The same reasons are further backed up by the recent Petroleum Industry Act, PIA of 2021 with provision for three percent equity allocation to host communities called Host Communities Development Fund, (HCDF); deemed as catalyst for development of the affected host communities, although its percentage is still being criticised by many stakeholders in the country (especially in the National Assembly) as paltry and unsatisfactory.

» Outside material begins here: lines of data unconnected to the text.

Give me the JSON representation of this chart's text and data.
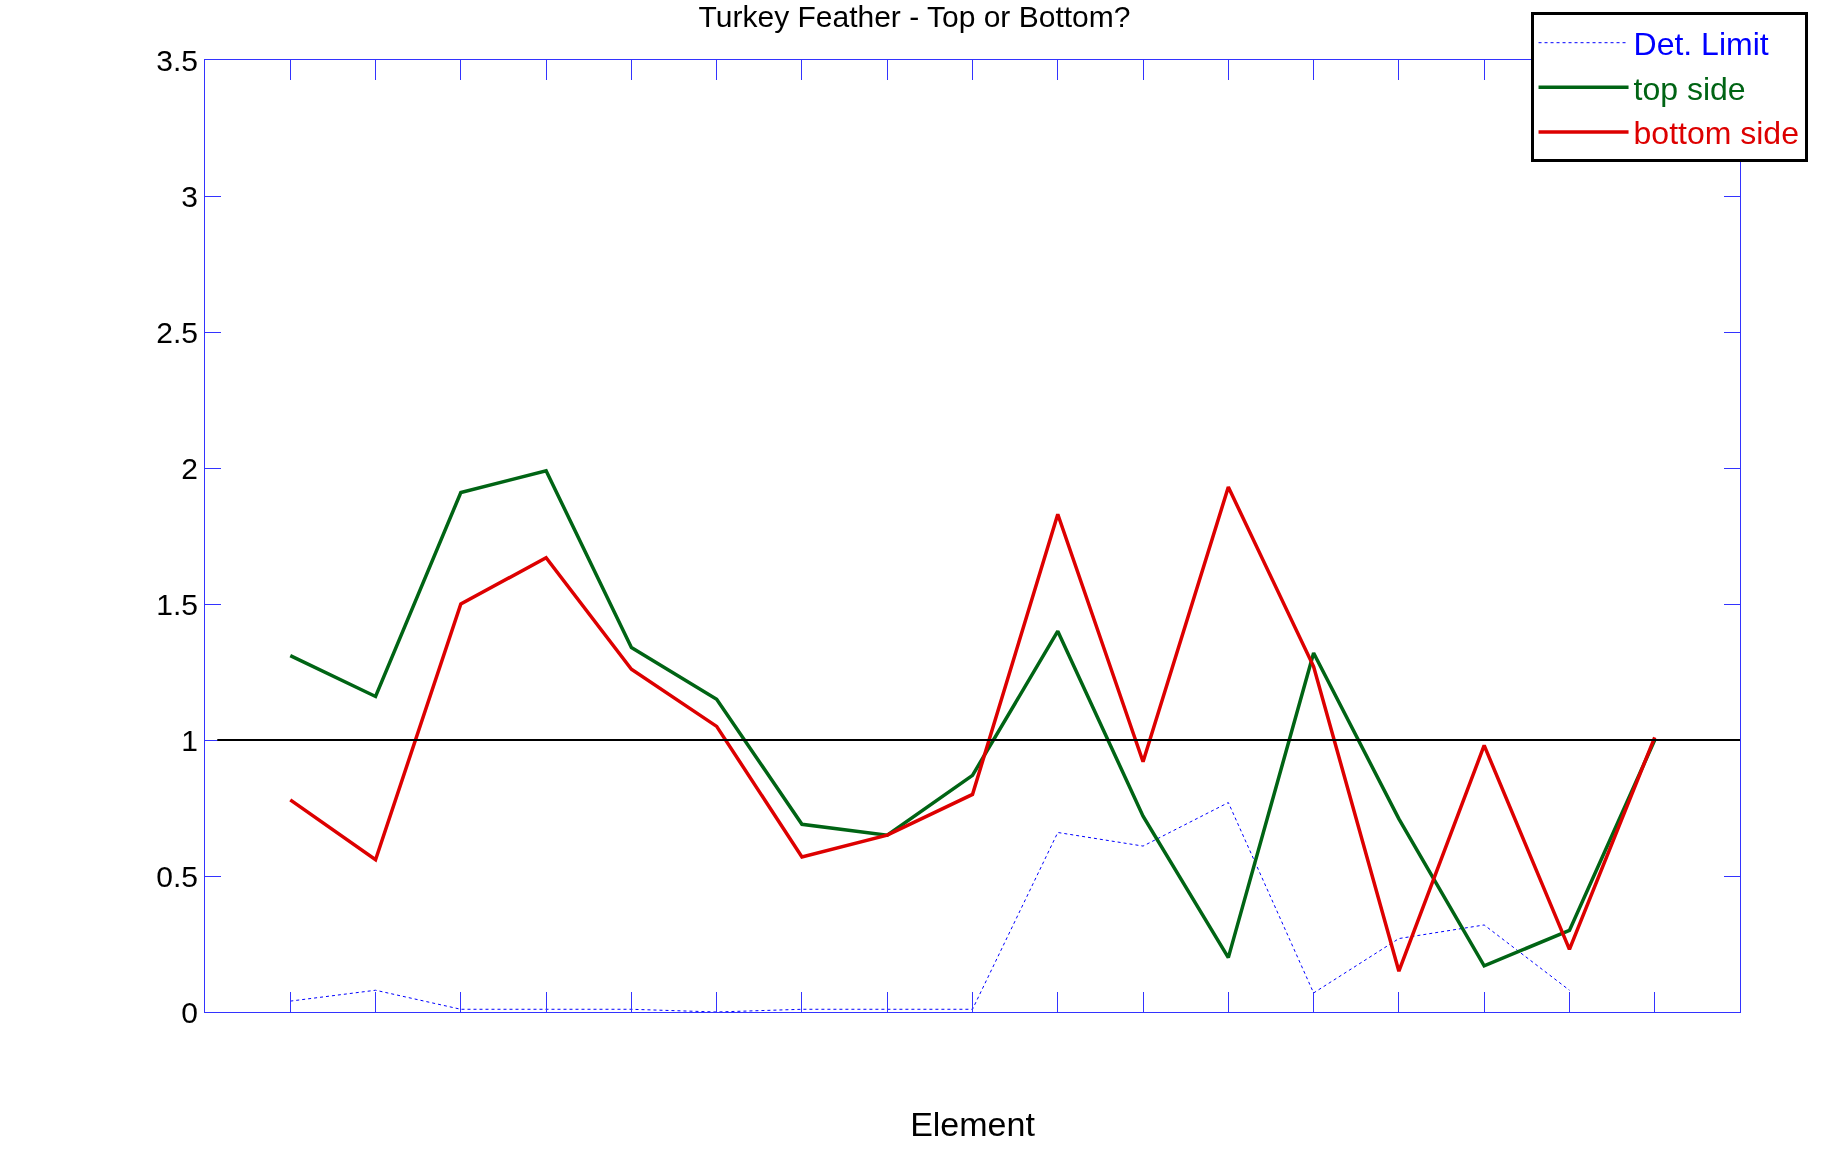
{
  "chart_data": {
    "type": "line",
    "title": "Turkey Feather - Top or Bottom?",
    "xlabel": "Element",
    "categories": [
      null,
      null,
      null,
      null,
      null,
      null,
      null,
      null,
      null,
      null,
      null,
      null,
      null,
      null,
      null,
      null,
      null
    ],
    "series": [
      {
        "name": "Det. Limit",
        "color": "#0000ff",
        "line_style": "dotted",
        "values": [
          0.04,
          0.08,
          0.01,
          0.01,
          0.01,
          0.0,
          0.01,
          0.01,
          0.01,
          0.66,
          0.61,
          0.77,
          0.07,
          0.27,
          0.32,
          0.08,
          null
        ]
      },
      {
        "name": "top side",
        "color": "#006414",
        "line_style": "solid",
        "values": [
          1.31,
          1.16,
          1.91,
          1.99,
          1.34,
          1.15,
          0.69,
          0.65,
          0.87,
          1.4,
          0.72,
          0.2,
          1.32,
          0.71,
          0.17,
          0.3,
          1.0
        ]
      },
      {
        "name": "bottom side",
        "color": "#dd0000",
        "line_style": "solid",
        "values": [
          0.78,
          0.56,
          1.5,
          1.67,
          1.26,
          1.05,
          0.57,
          0.65,
          0.8,
          1.83,
          0.92,
          1.93,
          1.27,
          0.15,
          0.98,
          0.23,
          1.01
        ]
      }
    ],
    "ylim": [
      0,
      3.5
    ],
    "yticks": [
      0,
      0.5,
      1,
      1.5,
      2,
      2.5,
      3,
      3.5
    ],
    "ref_lines": [
      {
        "axis": "y",
        "value": 1,
        "color": "#000000"
      }
    ],
    "legend": "top right",
    "tick_labels": "y",
    "marker": "none"
  }
}
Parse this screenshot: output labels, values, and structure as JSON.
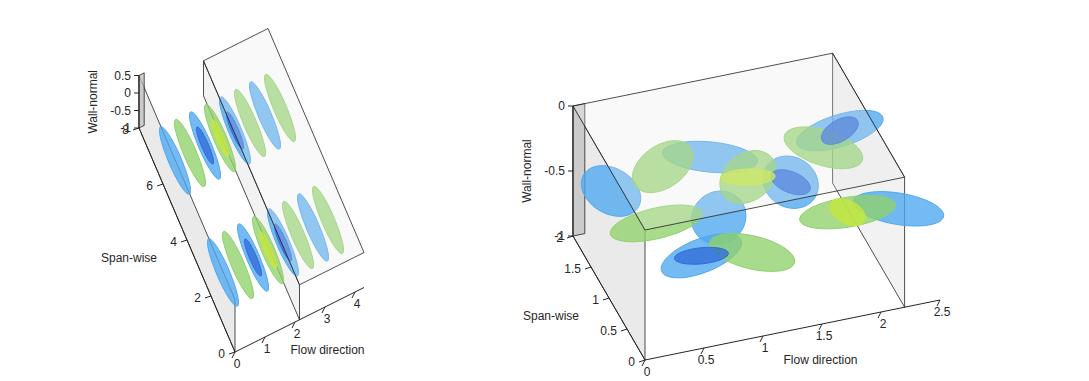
{
  "chart_data": [
    {
      "type": "surface3d",
      "xlabel": "Flow direction",
      "ylabel": "Span-wise",
      "zlabel": "Wall-normal",
      "xlim": [
        0,
        4.3
      ],
      "ylim": [
        0,
        8
      ],
      "zlim": [
        -1,
        0.5
      ],
      "xticks": [
        0,
        1,
        2,
        3,
        4
      ],
      "yticks": [
        0,
        2,
        4,
        6,
        8
      ],
      "zticks": [
        -1,
        -0.5,
        0,
        0.5
      ],
      "series": [
        {
          "color": "#4ea8ef",
          "x": [
            0.4,
            1.4,
            2.4,
            3.4,
            0.4,
            1.4,
            2.4,
            3.4
          ],
          "y": [
            2,
            2,
            2,
            2,
            6,
            6,
            6,
            6
          ],
          "z": [
            -0.5,
            -0.5,
            -0.5,
            -0.5,
            -0.5,
            -0.5,
            -0.5,
            -0.5
          ]
        },
        {
          "color": "#8fd16a",
          "x": [
            0.9,
            1.9,
            2.9,
            3.9,
            0.9,
            1.9,
            2.9,
            3.9
          ],
          "y": [
            2,
            2,
            2,
            2,
            6,
            6,
            6,
            6
          ],
          "z": [
            -0.5,
            -0.5,
            -0.5,
            -0.5,
            -0.5,
            -0.5,
            -0.5,
            -0.5
          ]
        },
        {
          "color": "#2f6bd8",
          "x": [
            1.4,
            2.4,
            1.4,
            2.4
          ],
          "y": [
            2,
            2,
            6,
            6
          ],
          "z": [
            -0.5,
            -0.5,
            -0.5,
            -0.5
          ]
        },
        {
          "color": "#c5e83c",
          "x": [
            1.9,
            1.9
          ],
          "y": [
            2,
            6
          ],
          "z": [
            -0.5,
            -0.5
          ]
        }
      ]
    },
    {
      "type": "surface3d",
      "xlabel": "Flow direction",
      "ylabel": "Span-wise",
      "zlabel": "Wall-normal",
      "xlim": [
        0,
        2.5
      ],
      "ylim": [
        0,
        2
      ],
      "zlim": [
        -1,
        0
      ],
      "xticks": [
        0,
        0.5,
        1,
        1.5,
        2,
        2.5
      ],
      "yticks": [
        0,
        0.5,
        1,
        1.5,
        2
      ],
      "zticks": [
        -1,
        -0.5,
        0
      ],
      "series": [
        {
          "color": "#4ea8ef",
          "x": [
            0.2,
            0.6,
            1.1,
            1.6,
            2.2,
            2.3,
            0.9
          ],
          "y": [
            1.6,
            0.4,
            1.8,
            1.2,
            1.8,
            0.5,
            0.9
          ],
          "z": [
            -0.5,
            -0.5,
            -0.5,
            -0.5,
            -0.5,
            -0.5,
            -0.5
          ]
        },
        {
          "color": "#8fd16a",
          "x": [
            0.4,
            1.0,
            1.3,
            1.9,
            2.0,
            0.7
          ],
          "y": [
            1.0,
            0.3,
            1.4,
            0.6,
            1.6,
            1.8
          ],
          "z": [
            -0.5,
            -0.5,
            -0.5,
            -0.5,
            -0.5,
            -0.5
          ]
        },
        {
          "color": "#2f6bd8",
          "x": [
            0.6,
            1.6,
            2.2
          ],
          "y": [
            0.4,
            1.2,
            1.8
          ],
          "z": [
            -0.5,
            -0.5,
            -0.5
          ]
        },
        {
          "color": "#c5e83c",
          "x": [
            1.3,
            1.9
          ],
          "y": [
            1.4,
            0.6
          ],
          "z": [
            -0.5,
            -0.5
          ]
        }
      ]
    }
  ]
}
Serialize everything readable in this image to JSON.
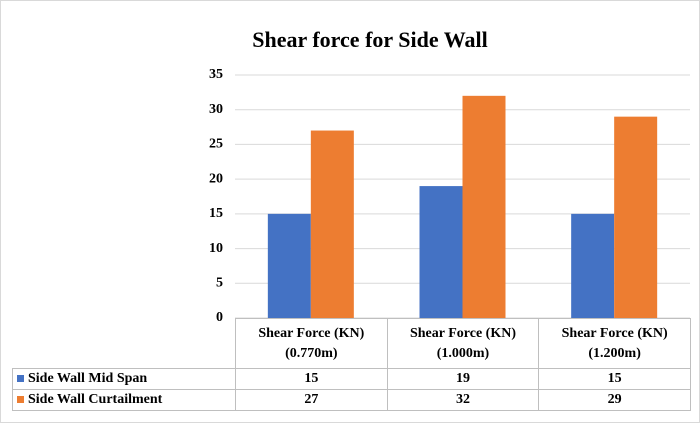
{
  "chart_data": {
    "type": "bar",
    "title": "Shear force for Side Wall",
    "categories": [
      "Shear Force (KN) (0.770m)",
      "Shear Force (KN) (1.000m)",
      "Shear Force (KN) (1.200m)"
    ],
    "series": [
      {
        "name": "Side Wall Mid Span",
        "color": "#4472c4",
        "values": [
          15,
          19,
          15
        ]
      },
      {
        "name": "Side Wall Curtailment",
        "color": "#ed7d31",
        "values": [
          27,
          32,
          29
        ]
      }
    ],
    "ylim": [
      0,
      35
    ],
    "yticks": [
      0,
      5,
      10,
      15,
      20,
      25,
      30,
      35
    ],
    "grid": true,
    "data_table": true
  }
}
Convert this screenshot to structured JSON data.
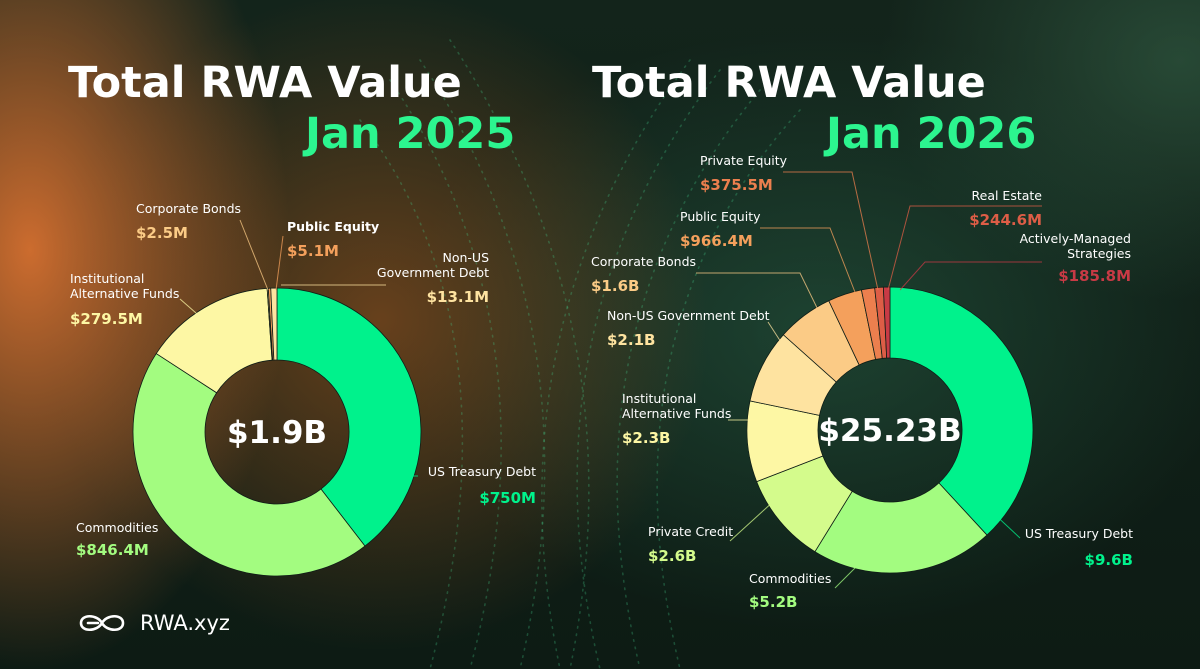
{
  "headlines": {
    "left_title": "Total RWA Value",
    "left_date": "Jan 2025",
    "right_title": "Total RWA Value",
    "right_date": "Jan 2026"
  },
  "brand": {
    "name": "RWA.xyz",
    "icon": "infinity-logo-icon"
  },
  "colors": {
    "US Treasury Debt": "#00f28c",
    "Commodities": "#a3fc80",
    "Private Credit": "#d4fb8c",
    "Institutional Alternative Funds": "#fdf7a4",
    "Non-US Government Debt": "#fee3a0",
    "Corporate Bonds": "#fbcb86",
    "Public Equity": "#f4a05c",
    "Private Equity": "#ec7f4e",
    "Real Estate": "#dd5d46",
    "Actively-Managed Strategies": "#c83a45",
    "accent": "#2cf58f",
    "background": "#102019"
  },
  "chart_data": [
    {
      "type": "pie",
      "title": "Total RWA Value Jan 2025",
      "center_label": "$1.9B",
      "slices": [
        {
          "name": "US Treasury Debt",
          "value": 750,
          "value_label": "$750M"
        },
        {
          "name": "Commodities",
          "value": 846.4,
          "value_label": "$846.4M"
        },
        {
          "name": "Institutional Alternative Funds",
          "value": 279.5,
          "value_label": "$279.5M"
        },
        {
          "name": "Corporate Bonds",
          "value": 2.5,
          "value_label": "$2.5M"
        },
        {
          "name": "Public Equity",
          "value": 5.1,
          "value_label": "$5.1M"
        },
        {
          "name": "Non-US Government Debt",
          "value": 13.1,
          "value_label": "$13.1M"
        }
      ]
    },
    {
      "type": "pie",
      "title": "Total RWA Value Jan 2026",
      "center_label": "$25.23B",
      "slices": [
        {
          "name": "US Treasury Debt",
          "value": 9600,
          "value_label": "$9.6B"
        },
        {
          "name": "Commodities",
          "value": 5200,
          "value_label": "$5.2B"
        },
        {
          "name": "Private Credit",
          "value": 2600,
          "value_label": "$2.6B"
        },
        {
          "name": "Institutional Alternative Funds",
          "value": 2300,
          "value_label": "$2.3B"
        },
        {
          "name": "Non-US Government Debt",
          "value": 2100,
          "value_label": "$2.1B"
        },
        {
          "name": "Corporate Bonds",
          "value": 1600,
          "value_label": "$1.6B"
        },
        {
          "name": "Public Equity",
          "value": 966.4,
          "value_label": "$966.4M"
        },
        {
          "name": "Private Equity",
          "value": 375.5,
          "value_label": "$375.5M"
        },
        {
          "name": "Real Estate",
          "value": 244.6,
          "value_label": "$244.6M"
        },
        {
          "name": "Actively-Managed Strategies",
          "value": 185.8,
          "value_label": "$185.8M"
        }
      ]
    }
  ]
}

The wisdom derived from this very Act, as provided in Section 239, that “a Trust should manage and supervise the administration of the annual contribution of the settler as contemplated by the Act and any other sources of funding,” is surely going to be a low hanging fruit, as also suggested by the director, Emerald Energy Institute, University of Port Harcourt, Chijioke Nwaozuzu, a professor of petroleum economics. He described the management of the fund as most critical, advising that it should be administered equitably and judiciously, considering that it is meant for provision of basic amenities, and went further to advocate the use of project managers in executing community projects under the fund, by saying inter alia that, “They know how to identify where the needs are, how to do their project costing and how to schedule projects and deliver them on time. If the people are involved and the youth become part of the labour force for the project, it will go a long way to engage the youth and tackle a lot of social vices.”
The above suggested templates and ideas going forward, can improve effective project delivery in the host communities, and adequately channel proper usage of the provided funds, claimed to have been spent for community projects in the region, through proper monitoring.